I saw an old friend the other day. We met several years ago, and despite various circumstances, we always stayed in touch. We always used to have great talks, good discussions. He is one person who sees the world in a similar way to the way I see do, and so our chats always end up on the same note, the same page, or in a similar way. He had been away in a foreign country for a long time, and we hadn't seen each other in quite a while, so we had lots to catch up on. What we mainly talked about was how we felt we had changed in response to things that had happened in our lives during that span of time. It was fun to find out we had both learned similar lessons, and had both changed in similar ways.
One thing that kept coming up in our chat was the way we had overcome various limitations that we felt had constrained us in the past, how patterns of behaviour keep on cropping up, and how difficult it sometimes could be to succumb to the old ways of thinking or doing things. For him, he was able to sustain some major changes while he was away from his friends and family, and he was very pleased about that. Now that he is back home, certain pressures to conform to the old idea of who he was and how he acted are coming up all the time. I found this was true for me, as well, when I came back home from only a few short months of living away. I had made changes that I was happy with, and when I returned, it was very easy to revert back to old habits. For example, both of us, when we lived away from home, were very active and fit. When we came back, we stopped working out. Why? Because when we lived here, we were not active and fit, and so it's easy to revert back to the old familiar life.
The main thing we agreed on in regard to limitations was that most often, nobody hold us back but us. If you think of something that you have "always wanted to do", but haven't yet done, 9 times out of 10, the reason you haven't done it is because you haven't allowed yourself. It's not that somebody else is preventing you from doing that thing – it's you! So, then, the question becomes: do you truly want it? If you haven't allowed yourself to accomplish that thing, why not? Do you really want it, truly? Or are you perhaps afraid of what will happen if you actually do it?
I have discovered a limitation of my own, or rather, I have rediscovered a limitation that I have always had. I enrolled in a class this year that I thought would be difficult but interesting: philosophy of biology. Difficult, because I do not have an affinity for science, and I didn't study even the basics of any science in high school, which was 11 years ago. Interesting, mainly because of the philosophy of Darwin. Anyway, I went to my first class the other day, and I was completely overwhelmed. It was a two hour lecture, which didn't help, but I felt like I couldn't keep up at all. My head hurt by the end of the lecture. I went home dejected. I started the readings for next week. By the third sentence, my mind was wandering and I had that headache again. I was disappointed in myself. When I signed up, I really felt as though I could do it; I could take this course and do well, and learn a lot and enjoy it. After the first day, I realized that was a pipe dream. There was no way I was going to be able to write knowledgeably about biology – NO WAY! So, this seemed to me to be a natural limitation. But, it's not, really. I could, if I so chose, study really hard, read additional text books, talk to people who know lots about biology, get extra help from the prof or TA, study with a partner, etc. However, I am making the decision not to do that, because it just isn't that important to me. I dropped the class and transferred into one I know I will do well in – philosophy of language.

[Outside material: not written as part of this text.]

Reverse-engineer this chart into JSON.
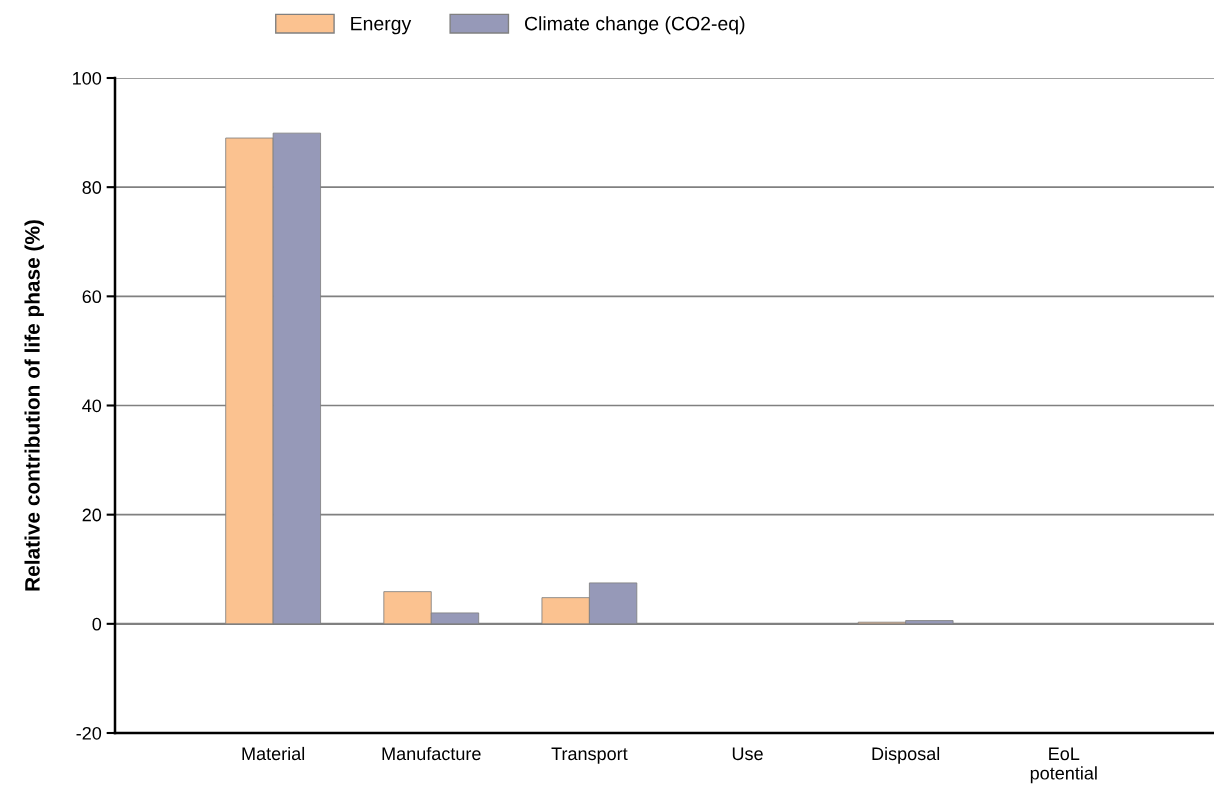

I hold myself back in all sorts of ways. I prevent myself from being as creative and artistic as I think I could be, and want to be. Nobody is stopping me from playing piano everyday, or painting, or writing stories. Just me. I prevent myself from being as active and fit as I want to be. Nobody keeps me from working out, or doing yoga, or going running, or lifting weights. Just me. I prevent myself from doing all sorts of things that I would love to do, like travel, buy a home, be debt-free, learn a language. I just don't do it! But I am slowly getting there, breaking down the limitations I have set up for myself. After all, I always wanted to study philosophy, and look at me now! It just requires the right amount of energy and dedication, and I know I will be able to do all the things I want to do in life, one limitation at a time.